Lung cancer (LC) is a leading cause of cancer-deaths globally. Its lethality is due in large part to the paucity of accurate screening markers. Precision Medicine includes the use of omics technology and novel analytic approaches for biomarker development. We combined Artificial Intelligence (AI) and DNA methylation analysis of circulating cell-free tumor DNA (ctDNA), to identify putative biomarkers for and to elucidate the pathogenesis of LC.

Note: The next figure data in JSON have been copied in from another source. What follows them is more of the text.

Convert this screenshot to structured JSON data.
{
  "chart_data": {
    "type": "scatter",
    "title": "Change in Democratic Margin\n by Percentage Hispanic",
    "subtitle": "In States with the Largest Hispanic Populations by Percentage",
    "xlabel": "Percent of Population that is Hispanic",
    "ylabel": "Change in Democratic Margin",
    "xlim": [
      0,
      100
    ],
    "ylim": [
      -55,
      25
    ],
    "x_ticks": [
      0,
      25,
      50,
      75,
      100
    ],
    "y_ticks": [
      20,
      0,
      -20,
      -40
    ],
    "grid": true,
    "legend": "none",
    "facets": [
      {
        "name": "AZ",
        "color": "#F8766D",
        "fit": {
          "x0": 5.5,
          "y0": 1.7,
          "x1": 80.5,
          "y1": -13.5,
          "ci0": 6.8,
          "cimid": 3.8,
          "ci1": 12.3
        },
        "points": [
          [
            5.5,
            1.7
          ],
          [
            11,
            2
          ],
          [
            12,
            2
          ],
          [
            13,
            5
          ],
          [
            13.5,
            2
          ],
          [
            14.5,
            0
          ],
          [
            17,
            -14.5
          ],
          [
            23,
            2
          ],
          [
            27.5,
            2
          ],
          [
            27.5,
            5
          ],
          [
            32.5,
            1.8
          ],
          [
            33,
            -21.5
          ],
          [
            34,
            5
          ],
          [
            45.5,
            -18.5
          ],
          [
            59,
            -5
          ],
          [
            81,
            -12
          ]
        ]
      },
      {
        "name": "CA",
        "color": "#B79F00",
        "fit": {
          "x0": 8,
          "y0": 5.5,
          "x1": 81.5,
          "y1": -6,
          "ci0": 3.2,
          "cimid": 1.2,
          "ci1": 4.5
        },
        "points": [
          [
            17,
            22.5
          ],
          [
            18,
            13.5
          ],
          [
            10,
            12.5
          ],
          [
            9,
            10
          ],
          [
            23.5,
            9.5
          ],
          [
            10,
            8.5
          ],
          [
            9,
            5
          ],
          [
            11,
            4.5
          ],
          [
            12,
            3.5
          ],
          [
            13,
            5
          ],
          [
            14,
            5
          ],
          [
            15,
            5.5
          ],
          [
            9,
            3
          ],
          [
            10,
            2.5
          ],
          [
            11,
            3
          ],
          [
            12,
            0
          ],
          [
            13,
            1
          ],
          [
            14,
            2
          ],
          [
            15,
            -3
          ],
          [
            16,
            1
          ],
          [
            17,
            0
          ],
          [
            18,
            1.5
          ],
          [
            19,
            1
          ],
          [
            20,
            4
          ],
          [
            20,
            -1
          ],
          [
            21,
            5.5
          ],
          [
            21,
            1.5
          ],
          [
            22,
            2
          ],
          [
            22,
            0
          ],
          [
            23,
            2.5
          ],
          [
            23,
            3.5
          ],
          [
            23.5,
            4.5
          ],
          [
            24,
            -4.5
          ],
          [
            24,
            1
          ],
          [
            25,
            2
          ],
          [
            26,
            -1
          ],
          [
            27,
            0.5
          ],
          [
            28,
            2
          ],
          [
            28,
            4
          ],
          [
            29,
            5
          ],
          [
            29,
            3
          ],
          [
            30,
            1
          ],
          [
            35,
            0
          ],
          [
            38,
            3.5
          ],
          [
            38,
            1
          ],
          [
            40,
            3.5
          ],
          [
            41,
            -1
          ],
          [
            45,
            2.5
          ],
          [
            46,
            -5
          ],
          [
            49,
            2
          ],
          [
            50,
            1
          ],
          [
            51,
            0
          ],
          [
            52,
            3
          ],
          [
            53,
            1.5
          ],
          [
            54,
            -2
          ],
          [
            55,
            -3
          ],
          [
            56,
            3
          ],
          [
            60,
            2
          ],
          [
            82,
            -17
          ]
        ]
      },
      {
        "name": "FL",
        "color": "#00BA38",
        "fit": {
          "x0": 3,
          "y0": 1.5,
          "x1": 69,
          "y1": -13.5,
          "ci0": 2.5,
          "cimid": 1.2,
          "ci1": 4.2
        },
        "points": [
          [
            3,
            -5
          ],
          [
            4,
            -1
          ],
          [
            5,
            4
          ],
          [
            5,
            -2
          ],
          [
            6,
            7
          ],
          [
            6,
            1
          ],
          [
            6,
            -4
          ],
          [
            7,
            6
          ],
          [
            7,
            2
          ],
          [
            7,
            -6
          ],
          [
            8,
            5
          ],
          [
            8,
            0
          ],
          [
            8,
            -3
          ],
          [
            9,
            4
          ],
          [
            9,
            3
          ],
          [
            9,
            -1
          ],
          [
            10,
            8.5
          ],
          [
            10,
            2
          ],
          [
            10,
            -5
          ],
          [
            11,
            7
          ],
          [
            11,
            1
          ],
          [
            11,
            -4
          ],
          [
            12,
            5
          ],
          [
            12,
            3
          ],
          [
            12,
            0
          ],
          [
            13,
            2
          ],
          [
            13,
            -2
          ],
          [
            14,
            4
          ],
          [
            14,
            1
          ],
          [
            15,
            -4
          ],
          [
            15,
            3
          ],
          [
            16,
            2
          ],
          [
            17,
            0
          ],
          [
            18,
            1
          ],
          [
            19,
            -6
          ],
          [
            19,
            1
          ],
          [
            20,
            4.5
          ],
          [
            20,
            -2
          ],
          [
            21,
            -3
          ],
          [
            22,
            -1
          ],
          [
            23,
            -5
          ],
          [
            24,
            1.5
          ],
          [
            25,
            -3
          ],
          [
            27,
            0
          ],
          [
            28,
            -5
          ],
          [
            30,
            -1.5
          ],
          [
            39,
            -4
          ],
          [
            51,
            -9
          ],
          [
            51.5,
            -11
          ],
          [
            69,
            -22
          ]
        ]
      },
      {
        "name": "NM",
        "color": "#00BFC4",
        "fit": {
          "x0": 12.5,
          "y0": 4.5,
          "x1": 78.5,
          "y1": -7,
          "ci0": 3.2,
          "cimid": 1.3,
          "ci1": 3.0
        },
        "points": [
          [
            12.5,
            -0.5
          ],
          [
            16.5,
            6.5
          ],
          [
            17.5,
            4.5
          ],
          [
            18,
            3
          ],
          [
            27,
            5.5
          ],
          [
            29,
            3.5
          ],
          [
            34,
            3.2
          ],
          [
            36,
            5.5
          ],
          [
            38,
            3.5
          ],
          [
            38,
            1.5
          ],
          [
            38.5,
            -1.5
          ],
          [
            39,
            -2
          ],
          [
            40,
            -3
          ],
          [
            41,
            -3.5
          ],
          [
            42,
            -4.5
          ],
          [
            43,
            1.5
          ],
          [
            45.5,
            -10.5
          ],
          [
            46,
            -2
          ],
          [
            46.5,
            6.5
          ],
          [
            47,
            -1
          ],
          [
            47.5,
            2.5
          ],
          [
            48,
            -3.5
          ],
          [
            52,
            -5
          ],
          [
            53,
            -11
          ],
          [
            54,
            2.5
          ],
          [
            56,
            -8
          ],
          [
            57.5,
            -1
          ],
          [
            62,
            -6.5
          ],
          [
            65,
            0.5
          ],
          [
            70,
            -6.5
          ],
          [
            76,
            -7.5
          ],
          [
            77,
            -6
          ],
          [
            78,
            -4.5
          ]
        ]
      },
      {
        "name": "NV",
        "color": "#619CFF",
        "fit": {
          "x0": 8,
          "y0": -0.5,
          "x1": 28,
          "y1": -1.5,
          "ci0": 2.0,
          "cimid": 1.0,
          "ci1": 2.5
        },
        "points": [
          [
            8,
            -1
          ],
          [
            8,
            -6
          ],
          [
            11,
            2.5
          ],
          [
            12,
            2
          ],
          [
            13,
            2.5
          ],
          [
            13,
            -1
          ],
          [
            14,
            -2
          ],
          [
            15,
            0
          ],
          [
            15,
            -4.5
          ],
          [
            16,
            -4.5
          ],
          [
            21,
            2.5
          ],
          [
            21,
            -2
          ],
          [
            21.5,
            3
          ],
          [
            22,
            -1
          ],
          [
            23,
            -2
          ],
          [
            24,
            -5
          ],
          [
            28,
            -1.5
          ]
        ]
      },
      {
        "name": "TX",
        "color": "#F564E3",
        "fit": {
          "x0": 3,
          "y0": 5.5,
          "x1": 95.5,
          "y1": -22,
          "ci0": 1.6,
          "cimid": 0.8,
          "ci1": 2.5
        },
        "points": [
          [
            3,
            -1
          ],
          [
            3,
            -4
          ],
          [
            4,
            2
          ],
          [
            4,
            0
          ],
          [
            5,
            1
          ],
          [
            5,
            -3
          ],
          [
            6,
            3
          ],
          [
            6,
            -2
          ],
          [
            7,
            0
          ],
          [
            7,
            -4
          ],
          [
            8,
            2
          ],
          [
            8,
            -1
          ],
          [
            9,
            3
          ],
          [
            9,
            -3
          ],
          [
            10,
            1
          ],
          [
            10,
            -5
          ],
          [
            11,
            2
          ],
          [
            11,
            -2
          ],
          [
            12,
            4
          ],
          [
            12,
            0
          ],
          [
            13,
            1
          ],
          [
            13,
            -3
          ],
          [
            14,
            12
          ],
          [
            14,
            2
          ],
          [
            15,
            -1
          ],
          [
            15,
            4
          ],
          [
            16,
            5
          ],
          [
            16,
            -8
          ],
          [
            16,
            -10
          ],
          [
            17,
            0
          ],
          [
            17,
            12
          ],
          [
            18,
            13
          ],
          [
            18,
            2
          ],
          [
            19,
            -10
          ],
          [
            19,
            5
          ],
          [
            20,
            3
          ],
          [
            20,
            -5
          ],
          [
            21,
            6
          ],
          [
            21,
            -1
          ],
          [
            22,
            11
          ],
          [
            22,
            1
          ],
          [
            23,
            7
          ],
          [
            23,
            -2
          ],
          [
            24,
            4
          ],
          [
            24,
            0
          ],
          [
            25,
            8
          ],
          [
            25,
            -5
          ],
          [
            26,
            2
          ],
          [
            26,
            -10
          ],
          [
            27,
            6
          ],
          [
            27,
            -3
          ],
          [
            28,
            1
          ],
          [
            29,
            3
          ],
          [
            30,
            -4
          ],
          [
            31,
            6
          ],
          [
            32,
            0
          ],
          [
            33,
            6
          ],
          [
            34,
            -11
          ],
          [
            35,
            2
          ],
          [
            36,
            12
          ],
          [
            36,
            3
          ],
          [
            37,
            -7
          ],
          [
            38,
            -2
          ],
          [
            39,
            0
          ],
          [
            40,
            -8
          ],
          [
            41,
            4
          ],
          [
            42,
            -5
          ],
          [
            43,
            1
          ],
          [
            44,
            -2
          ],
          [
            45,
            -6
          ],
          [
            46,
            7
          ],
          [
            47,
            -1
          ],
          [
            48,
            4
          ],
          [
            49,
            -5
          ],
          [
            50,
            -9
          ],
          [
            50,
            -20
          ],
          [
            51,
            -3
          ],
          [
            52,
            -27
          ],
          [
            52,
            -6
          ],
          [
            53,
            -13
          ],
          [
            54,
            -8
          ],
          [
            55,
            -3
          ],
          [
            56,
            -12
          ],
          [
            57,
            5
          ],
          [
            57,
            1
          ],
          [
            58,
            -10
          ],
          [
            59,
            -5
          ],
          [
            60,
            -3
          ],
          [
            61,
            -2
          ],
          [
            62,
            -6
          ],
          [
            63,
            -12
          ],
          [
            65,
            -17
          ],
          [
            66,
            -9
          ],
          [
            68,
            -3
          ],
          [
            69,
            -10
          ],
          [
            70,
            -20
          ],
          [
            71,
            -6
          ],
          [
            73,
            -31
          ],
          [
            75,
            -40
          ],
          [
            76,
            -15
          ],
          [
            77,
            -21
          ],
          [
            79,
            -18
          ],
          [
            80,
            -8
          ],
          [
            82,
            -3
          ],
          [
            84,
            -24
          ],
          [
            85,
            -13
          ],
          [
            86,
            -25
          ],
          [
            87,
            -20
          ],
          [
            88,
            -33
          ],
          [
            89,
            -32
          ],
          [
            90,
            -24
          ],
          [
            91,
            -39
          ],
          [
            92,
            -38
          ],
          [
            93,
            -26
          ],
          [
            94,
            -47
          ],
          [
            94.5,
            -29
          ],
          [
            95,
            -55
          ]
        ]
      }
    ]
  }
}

Illumina Infinium MethylationEPIC BeadChip array analysis was used to measure cytosine (CpG) methylation changes across the genome in LC. Six different AI platforms including support vector machine (SVM) and Deep Learning (DL) were used to identify CpG biomarkers and for LC detection. Training set and validation sets were generated, and 10-fold cross validation performed. Gene enrichment analysis using g:profiler and GREAT enrichment was used to elucidate the LC pathogenesis.
Using a stringent GWAS significance threshold, p-value <5x10-8, we identified 4389 CpGs (cytosine methylation loci) in coding genes and 1812 CpGs in non-protein coding DNA regions that were differentially methylated in LC. SVM and three other AI platforms achieved an AUC=1.00; 95% CI (0.90-1.00) for LC detection. DL achieved an AUC=1.00; 95% CI (0.95-1.00) and 100% sensitivity and specificity. High diagnostic accuracies were achieved with only intragenic or only intergenic CpG loci. Gene enrichment analysis found dysregulation of molecular pathways involved in the development of small cell and non-small cell LC.
Using AI and DNA methylation analysis of ctDNA, high LC detection rates were achieved. Further, many of the genes that were epigenetically altered are known to be involved in the biology of neoplasms in general and lung cancer in particular.